Gli zuccheri costituiscono più del 95% della sostanza secca presente nel miele e circa l'85% del totale.
I due zuccheri più importanti sono il fruttosio e il glucosio: il contenuto di questi due zuccheri è variabile e determina la dolcezza e la tendenza alla cristallizzazione del miele, oltre ad altre caratteristiche come l'indice glicemico. In media si indica per il fruttosio un tenore del 40% e per il glucosio del 30%.
Se la percentuale di fruttosio aumenta il miele è più dolce e più liquido, al contrario il miele tenderà a cristallizzare se aumenta la percentuale di glucosio, che è insolubile in acqua mentre il fruttosio è solubile.
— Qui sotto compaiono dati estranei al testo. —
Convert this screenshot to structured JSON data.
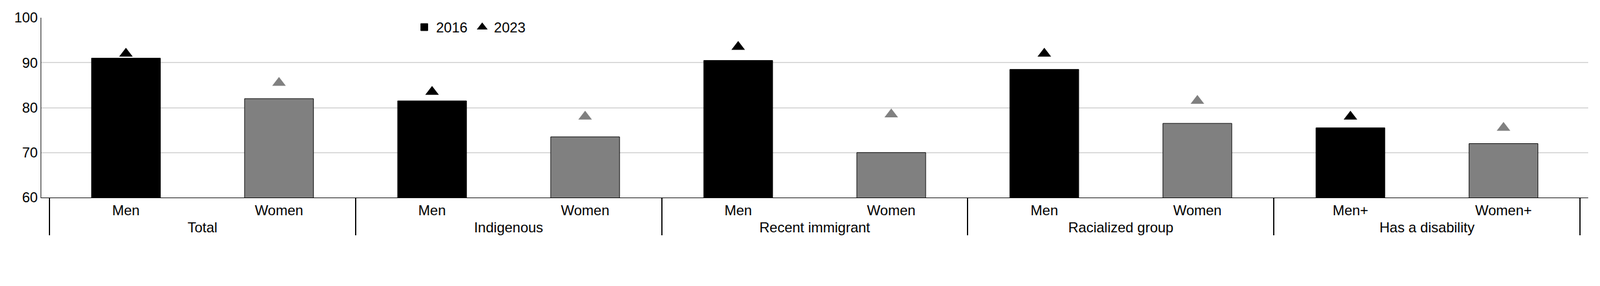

Nel miele sono presenti quantità insignificanti di proteine e grassi, anche le sostanze minerali e le vitamine sono presenti in piccolissima quantità.
Il miele contiene enzimi responsabili della formazione dello stesso e in grado di modificarne la composizione una volta formato, sono anche un indice della freschezza poiché si degradano col tempo e i trattamenti termici.
Il miele è uno degli alimenti di origine naturale che richiedono il minor numero di passaggi tecnologici prima di essere commercializzato. La qualità del miele è tanto più alta quanto meno viene sottoposto a processi di lavorazione. Il fattore più importante da questo punto di vista è sicuramente il calore.
La prima operazione alla quale vengono sottoposti i melari è la disopercolatura, che consiste nell'eliminare i copercoli di cera che chiudono le celle contenenti il miele. Questa operazione si esegue tagliando tutta la porzione di superficie del favo con l'ausilio di coltelli o con attrezzature automatiche che frantumano la cera.
L'estrazione avviene con smelatori centrifughi manuali o automatici, che estraggono per forza centrifuga il miele dal favo, che può essere utilizzato per il raccolto successivo. Per essere estratto completamente il miele deve essere sufficientemente fluido, per questo la sua temperatura non può essere inferiore a 30 gradi.
Smelando "a caldo", facendo trascorrere il minor tempo possibile tra la raccolta nei campi e la smalatura, si può sfruttare la temperatura dei favi, che al momento della raccolta è di 37-38 gradi.
Il miele deve essere purificato dai residui di cera, impurezze e bolle d'aria introdotte durante l'estrazione.
La decantazione consiste nel far riposare il miele da qualche giorno fino a qualche settimana in ampi contenitori a 25-30 gradi, per far emergere in superficie le impurità che poi verranno eliminate.
La filtrazione consiste nel filtrare il miele attraverso filtri a maglie decrescenti, a una temperatura di almeno 30 gradi.
Filtrazioni più spinte (con pori di 0.1-0.2 mm) sono vietate dalla legge europea in quanto eliminerebbero sostanze considerate parte integrante del miele (es. polline).
In teoria il miele estratto e purificato è pronto per il consumo, in pratica possono avvenire altre lavorazioni che andiamo brevemente a descrivere.
La fermentazione da parte di lieviti è l'unica alterazione microbiologica che può subire il miele: quando essi si moltiplicano a spese del glucosio provocano danni evidenti e irreversibili.
Il contenuto di acqua è senza dubbio il maggior responsabile dell'innesco della fermentazione: mieli che contengono meno del 17-18% di acqua non vanno incontro a fermentazione, la probabilità aumenta con l'aumentare di tale valore e della concentrazione iniziale di lieviti (sempre presenti).
La tecnica più usata per prevenire la fermentazione è la concentrazione per evaporazione forzata, che può avvenire in ambienti deumidificati o per evaporazione sottovuoto, l'importante è non scaldare mai il miele oltre i 45 gradi.
La pastorizzazione invece inattiva i lieviti presenti, ma necessita di una temperatura elevata, di 60-70 gradi, che fa perdere inevitabilmente al miele una parte delle componenti volatili e quindi dell'aroma.